L'esposto approda in Procura, dove finisce per connessione sul tavolo del pm Padalino. Per adesso, è catalogato prudenzialmente nel modello 45, «atti non costituenti notizie di reato», ma gli accertamenti sono già cominciati. A partire da quello che per la Procura è il tema più delicato, ovvero la destinazione d'uso dello stabile di corso Vigevano: perché se le cose stanno come dice Marrone, a venirne chiamato a rispondere sarebbe anche chi in Comune doveva vigilare sulla esecuzione della gara. Ed a quel punto entrerebbe in scena il secondo e più vasto tema, quello della indagine su come sono stati spesi i soldi - 3 milioni e 600mila euro, poi lievitati a 5 milioni - assegnati dal governo a Torino per affrontare l'emergenza rom.
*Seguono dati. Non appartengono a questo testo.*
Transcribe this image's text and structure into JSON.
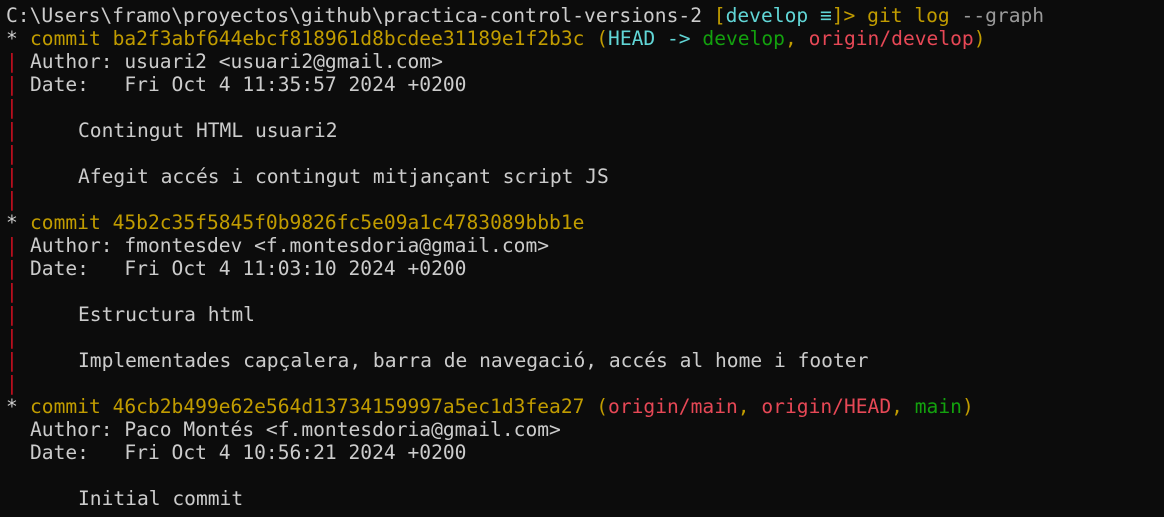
{
  "prompt": {
    "path": "C:\\Users\\framo\\proyectos\\github\\practica-control-versions-2",
    "bracket_open": " [",
    "branch": "develop",
    "branch_symbol": " ≡",
    "bracket_close": "]> ",
    "cmd": "git log",
    "arg": " --graph"
  },
  "graph": {
    "star": "*",
    "pipe": "|"
  },
  "commits": [
    {
      "keyword": "commit ",
      "hash": "ba2f3abf644ebcf818961d8bcdee31189e1f2b3c",
      "refs_open": " (",
      "head": "HEAD -> ",
      "ref1": "develop",
      "sep1": ", ",
      "ref2": "origin/develop",
      "refs_close": ")",
      "author_line": "Author: usuari2 <usuari2@gmail.com>",
      "date_line": "Date:   Fri Oct 4 11:35:57 2024 +0200",
      "subject": "Contingut HTML usuari2",
      "body": "Afegit accés i contingut mitjançant script JS"
    },
    {
      "keyword": "commit ",
      "hash": "45b2c35f5845f0b9826fc5e09a1c4783089bbb1e",
      "author_line": "Author: fmontesdev <f.montesdoria@gmail.com>",
      "date_line": "Date:   Fri Oct 4 11:03:10 2024 +0200",
      "subject": "Estructura html",
      "body": "Implementades capçalera, barra de navegació, accés al home i footer"
    },
    {
      "keyword": "commit ",
      "hash": "46cb2b499e62e564d13734159997a5ec1d3fea27",
      "refs_open": " (",
      "ref1": "origin/main",
      "sep1": ", ",
      "ref2": "origin/HEAD",
      "sep2": ", ",
      "ref3": "main",
      "refs_close": ")",
      "author_line": "Author: Paco Montés <f.montesdoria@gmail.com>",
      "date_line": "Date:   Fri Oct 4 10:56:21 2024 +0200",
      "subject": "Initial commit"
    }
  ]
}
Insomma, una grana di cui per ora non si vede la via d'uscita, e che Fassino si ritrova a gestire in una situazione già pesante, dove ogni giorno gli porta la sua pena, in una città dove un intero pezzo di università è stato messo sotto sequestro e dichiarato inagibile perché infestato dall'amianto; dove il Moi, il villaggio olimpico realizzato per i Giochi invernali del 2006, è stato occupato abusivamente da un mix di clandestini, immigrati, antagonisti, spacciatori di droga e quant'altro, e l'ordine di sequestro chiesto e ottenuto dalla Procura non riesce a venire eseguito: e dove tra pochi giorni, il Primo maggio, il sindaco rischia di ritrovarsi di nuovo sotto il tiro delle contestazioni «da sinistra», come gli accadde il Primo maggio 2012, quando la rabbia degli antagonisti gli scatenò addosso accuse di ogni genere, compresa quella di non pagare gli stipendi alle maestre degli asili.

Lui, il sindaco, per adesso tace. Non spiega come sia stato possibile che i soldi dell'emergenza rom siano finiti in tasca a Giorgio Molino; ma non spiega nemmeno se si ricandiderà l'anno prossimo, quando scadrà il suo mandato a Palazzo di Città, o se seguendo l'esempio del collega milanese Giuliano Pisapia abbandonerà una poltrona rivelatasi più scomoda del previsto. Le previsioni più quotate dicono che alla fine Fassino dirà di sì ad un secondo mandato, soprattutto se a chiederglielo sarà Matteo Renzi, che alla gratitudine per essersi autoesiliato da Roma aggiunge nei suoi confronti qualche debito di riconoscenza per come da presidente dell'Anci, l'Associazione dei comuni italiani, ha calmierato la rabbia dei sindaci di tutta Italia contro i tagli della spending review . Ma se sceglierà davvero di restare al suo posto, il sindaco dovrà rassegnarsi a fare i conti per un bel pezzo con la grana dei rom.